The good news, if there was any, was that the injuries were to Skole's non-throwing arm. The bad news, of course, was that he would need to rehab the heck out of his injuries (the torn UCL required Tommy John surgery) and miss out on valuable playing time.

Skole missed the rest of the 2013 season, but was able to return and participate some in the Arizona Fall League, where he tried to get back up to speed. He hit just .184 in 15 games out in Arizona, but had three homers among his nine hits, put up a strong .375 on-base percentage and slugged .429.

That experience allowed Skole to help shake off the rust a bit, and now he's back at big league camp for the second straight year trying to return to the form that he showed in the 2012 season, when he hit .291/.426/.559 with 27 homers between low Single-A Hagerstown and high Single-A Potomac, earning him Nationals minor league Player of the Year honors.

"I've put (the injury) behind me completely," Skole said. "I go out there on the field and I don't even think about it. I don't think about the surgery, I don't think about what happened last year. That's over. Everything that happened then, I got through it, I rehabbed and I got better.

"Now I'm ready to go. I'm 100 percent. And it's just nice to be out there running around and just playing with everybody again."

That said, manager Matt Williams said that he still expects Skole to be playing catch-up to some extent early on. Williams sees the potential the 24-year-old Georgia native has, however, and as I noted a few days ago, Williams compared Skole to former Indians slugger Jim Thome, because of the opposite-field power that both men possess.

"I anticipate he will look for his timing early this spring, because he really hasn't played in a year," Williams said. "So it's gonna be tough for him early.

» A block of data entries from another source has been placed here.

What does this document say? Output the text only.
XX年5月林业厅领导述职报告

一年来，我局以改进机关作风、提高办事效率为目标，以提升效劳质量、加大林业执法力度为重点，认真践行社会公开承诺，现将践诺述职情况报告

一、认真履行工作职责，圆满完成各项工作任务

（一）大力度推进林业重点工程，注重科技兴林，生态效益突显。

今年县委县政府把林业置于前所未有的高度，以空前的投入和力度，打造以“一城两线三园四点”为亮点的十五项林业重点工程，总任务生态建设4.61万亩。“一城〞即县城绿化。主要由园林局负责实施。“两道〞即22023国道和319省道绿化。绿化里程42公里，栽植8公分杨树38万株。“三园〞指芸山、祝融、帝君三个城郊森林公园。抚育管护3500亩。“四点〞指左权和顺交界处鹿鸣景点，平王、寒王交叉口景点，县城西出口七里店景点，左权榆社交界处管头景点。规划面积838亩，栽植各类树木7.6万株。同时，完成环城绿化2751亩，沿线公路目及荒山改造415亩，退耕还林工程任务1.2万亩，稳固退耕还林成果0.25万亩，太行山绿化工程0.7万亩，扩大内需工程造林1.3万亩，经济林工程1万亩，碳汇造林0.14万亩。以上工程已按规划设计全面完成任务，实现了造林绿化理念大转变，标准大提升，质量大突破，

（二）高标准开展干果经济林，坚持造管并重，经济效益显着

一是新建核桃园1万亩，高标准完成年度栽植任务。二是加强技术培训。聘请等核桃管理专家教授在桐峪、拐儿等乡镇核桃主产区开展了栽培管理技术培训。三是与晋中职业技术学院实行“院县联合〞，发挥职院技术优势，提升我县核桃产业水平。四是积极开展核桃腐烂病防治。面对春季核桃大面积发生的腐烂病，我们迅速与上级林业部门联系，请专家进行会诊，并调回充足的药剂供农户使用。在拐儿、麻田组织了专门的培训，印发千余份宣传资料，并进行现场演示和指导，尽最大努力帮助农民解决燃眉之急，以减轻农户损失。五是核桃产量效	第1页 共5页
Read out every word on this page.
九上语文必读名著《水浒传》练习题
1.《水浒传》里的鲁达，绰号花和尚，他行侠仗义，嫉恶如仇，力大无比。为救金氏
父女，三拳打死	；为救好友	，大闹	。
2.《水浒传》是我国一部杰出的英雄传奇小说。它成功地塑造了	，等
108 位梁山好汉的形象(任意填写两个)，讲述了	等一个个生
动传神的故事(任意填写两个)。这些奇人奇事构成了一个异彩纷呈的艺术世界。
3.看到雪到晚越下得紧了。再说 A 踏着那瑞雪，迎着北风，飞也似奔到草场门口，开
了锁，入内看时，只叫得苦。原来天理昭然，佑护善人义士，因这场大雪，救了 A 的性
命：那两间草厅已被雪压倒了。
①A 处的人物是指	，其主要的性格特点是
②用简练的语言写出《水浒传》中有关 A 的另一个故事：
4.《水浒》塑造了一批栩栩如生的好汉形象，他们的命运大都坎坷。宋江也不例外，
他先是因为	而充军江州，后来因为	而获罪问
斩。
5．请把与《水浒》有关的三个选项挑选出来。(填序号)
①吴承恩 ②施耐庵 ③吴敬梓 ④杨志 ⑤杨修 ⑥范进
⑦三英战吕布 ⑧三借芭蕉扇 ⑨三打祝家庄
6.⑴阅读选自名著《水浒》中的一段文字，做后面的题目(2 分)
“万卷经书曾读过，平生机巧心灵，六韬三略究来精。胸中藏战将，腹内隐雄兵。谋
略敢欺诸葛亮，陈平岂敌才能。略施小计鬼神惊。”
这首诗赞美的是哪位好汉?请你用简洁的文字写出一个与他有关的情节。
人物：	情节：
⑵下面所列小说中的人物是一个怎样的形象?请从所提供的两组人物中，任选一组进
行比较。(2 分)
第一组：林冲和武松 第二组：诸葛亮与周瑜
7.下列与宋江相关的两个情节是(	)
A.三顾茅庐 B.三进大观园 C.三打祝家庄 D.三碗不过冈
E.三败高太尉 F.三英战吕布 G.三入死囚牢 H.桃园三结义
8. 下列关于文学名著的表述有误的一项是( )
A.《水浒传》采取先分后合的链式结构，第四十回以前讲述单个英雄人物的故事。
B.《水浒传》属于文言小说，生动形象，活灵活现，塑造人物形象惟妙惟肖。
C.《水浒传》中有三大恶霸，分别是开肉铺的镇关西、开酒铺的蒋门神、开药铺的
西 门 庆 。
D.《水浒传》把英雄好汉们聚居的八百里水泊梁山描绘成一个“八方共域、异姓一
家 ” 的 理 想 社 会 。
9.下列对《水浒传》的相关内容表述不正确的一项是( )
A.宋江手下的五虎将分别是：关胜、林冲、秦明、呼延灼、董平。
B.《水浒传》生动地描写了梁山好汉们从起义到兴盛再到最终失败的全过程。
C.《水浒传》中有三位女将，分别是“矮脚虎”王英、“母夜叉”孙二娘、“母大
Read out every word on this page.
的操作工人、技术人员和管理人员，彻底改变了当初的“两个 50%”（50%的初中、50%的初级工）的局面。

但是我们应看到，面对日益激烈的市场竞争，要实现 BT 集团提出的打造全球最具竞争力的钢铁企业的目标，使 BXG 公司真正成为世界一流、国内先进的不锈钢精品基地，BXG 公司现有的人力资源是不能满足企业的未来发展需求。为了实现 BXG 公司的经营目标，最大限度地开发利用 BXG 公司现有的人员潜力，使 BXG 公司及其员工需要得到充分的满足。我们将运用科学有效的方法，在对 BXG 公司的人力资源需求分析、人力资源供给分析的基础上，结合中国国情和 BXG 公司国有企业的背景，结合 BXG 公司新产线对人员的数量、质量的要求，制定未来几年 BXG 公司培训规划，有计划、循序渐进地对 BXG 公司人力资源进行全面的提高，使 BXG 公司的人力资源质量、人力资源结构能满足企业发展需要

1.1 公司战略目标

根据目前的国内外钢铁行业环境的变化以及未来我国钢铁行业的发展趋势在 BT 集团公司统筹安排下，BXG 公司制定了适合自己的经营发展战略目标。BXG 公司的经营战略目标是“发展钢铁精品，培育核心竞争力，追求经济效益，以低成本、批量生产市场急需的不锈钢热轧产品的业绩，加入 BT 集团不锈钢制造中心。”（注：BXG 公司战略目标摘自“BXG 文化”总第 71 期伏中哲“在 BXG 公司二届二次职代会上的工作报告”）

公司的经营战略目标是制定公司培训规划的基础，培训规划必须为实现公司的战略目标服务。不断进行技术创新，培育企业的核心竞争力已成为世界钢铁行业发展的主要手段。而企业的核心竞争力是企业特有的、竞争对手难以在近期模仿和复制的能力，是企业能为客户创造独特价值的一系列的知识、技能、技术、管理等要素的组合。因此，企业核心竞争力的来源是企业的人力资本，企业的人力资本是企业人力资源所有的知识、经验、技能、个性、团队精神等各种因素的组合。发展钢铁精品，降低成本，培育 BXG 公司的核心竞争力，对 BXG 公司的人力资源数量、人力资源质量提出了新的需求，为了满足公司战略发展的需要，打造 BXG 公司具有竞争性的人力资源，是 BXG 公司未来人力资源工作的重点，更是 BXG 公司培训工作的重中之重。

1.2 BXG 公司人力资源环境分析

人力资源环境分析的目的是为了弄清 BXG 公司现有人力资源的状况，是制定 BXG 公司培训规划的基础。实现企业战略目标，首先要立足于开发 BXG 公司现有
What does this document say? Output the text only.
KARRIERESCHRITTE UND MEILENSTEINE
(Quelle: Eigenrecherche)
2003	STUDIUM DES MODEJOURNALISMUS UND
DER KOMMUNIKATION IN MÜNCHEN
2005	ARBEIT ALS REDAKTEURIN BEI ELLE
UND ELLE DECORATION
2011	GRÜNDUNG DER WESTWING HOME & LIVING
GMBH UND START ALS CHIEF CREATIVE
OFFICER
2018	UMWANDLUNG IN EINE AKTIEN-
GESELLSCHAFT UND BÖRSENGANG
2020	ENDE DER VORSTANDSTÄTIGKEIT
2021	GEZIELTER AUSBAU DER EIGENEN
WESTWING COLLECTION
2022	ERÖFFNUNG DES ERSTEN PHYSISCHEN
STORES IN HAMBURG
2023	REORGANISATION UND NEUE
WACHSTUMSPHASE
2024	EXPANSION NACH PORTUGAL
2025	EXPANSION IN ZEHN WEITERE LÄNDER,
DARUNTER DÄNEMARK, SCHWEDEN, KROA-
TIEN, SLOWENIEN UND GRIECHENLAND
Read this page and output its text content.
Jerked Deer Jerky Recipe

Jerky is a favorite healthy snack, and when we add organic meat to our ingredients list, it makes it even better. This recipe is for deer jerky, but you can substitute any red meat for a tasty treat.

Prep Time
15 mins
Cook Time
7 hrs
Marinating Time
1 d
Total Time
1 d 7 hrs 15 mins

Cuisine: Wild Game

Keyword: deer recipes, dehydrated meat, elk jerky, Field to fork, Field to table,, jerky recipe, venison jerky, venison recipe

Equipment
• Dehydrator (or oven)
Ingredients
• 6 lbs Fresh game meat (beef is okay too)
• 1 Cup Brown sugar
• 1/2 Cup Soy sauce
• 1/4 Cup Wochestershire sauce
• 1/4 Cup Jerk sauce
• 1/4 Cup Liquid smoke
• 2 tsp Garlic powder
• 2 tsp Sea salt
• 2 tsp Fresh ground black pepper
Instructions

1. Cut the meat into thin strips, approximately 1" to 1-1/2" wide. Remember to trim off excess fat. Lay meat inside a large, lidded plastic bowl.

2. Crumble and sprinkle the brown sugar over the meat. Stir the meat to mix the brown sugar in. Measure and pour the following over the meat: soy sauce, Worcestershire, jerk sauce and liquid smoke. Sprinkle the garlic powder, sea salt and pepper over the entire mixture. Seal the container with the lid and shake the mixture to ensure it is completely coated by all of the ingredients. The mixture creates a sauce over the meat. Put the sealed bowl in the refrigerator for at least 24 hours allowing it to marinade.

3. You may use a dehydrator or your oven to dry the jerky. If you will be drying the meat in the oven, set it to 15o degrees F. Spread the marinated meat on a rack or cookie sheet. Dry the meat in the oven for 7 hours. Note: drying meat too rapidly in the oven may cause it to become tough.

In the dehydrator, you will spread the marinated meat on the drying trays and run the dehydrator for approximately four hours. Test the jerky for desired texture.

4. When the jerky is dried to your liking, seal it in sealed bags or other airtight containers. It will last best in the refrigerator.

But (hitting coach) Rick Schu is working with him now every day. We'll get his timing back, try to get him a lot of at-bats in spring and get his feet back under him. It's difficult when you lose that much time. But he'll be fine. He drives the ball the other way well, he can play both corner positions. So I think he's got a bright future."

Skole was drafted in the fifth round of the 2011 First-Year Player Draft as a third baseman, but scouts project him more as a first baseman long-term. His locker is down on the end of the clubhouse with the other non-roster invitees in camp, near Brian Goodwin and Michael Taylor, but this being his second time in big league camp, Skole feels more settled now than he did at this time last year.

"I think I feel a little more comfortable, not only with the guys who I've played with coming up being here, but also knowing the guys from last year, like (Jayson) Werth and (Ian Desmond) and those guys," Skole said. "Last year, I kind of came in like a blind bat. I didn't really know anybody. I kind of just sat around and kept my mouth shut and did my own thing. But now that I know everybody and we have an understanding, we've kind of built relationships.

"So I think this year, it's definitely been a lot easier to settle in and relax then it was last year."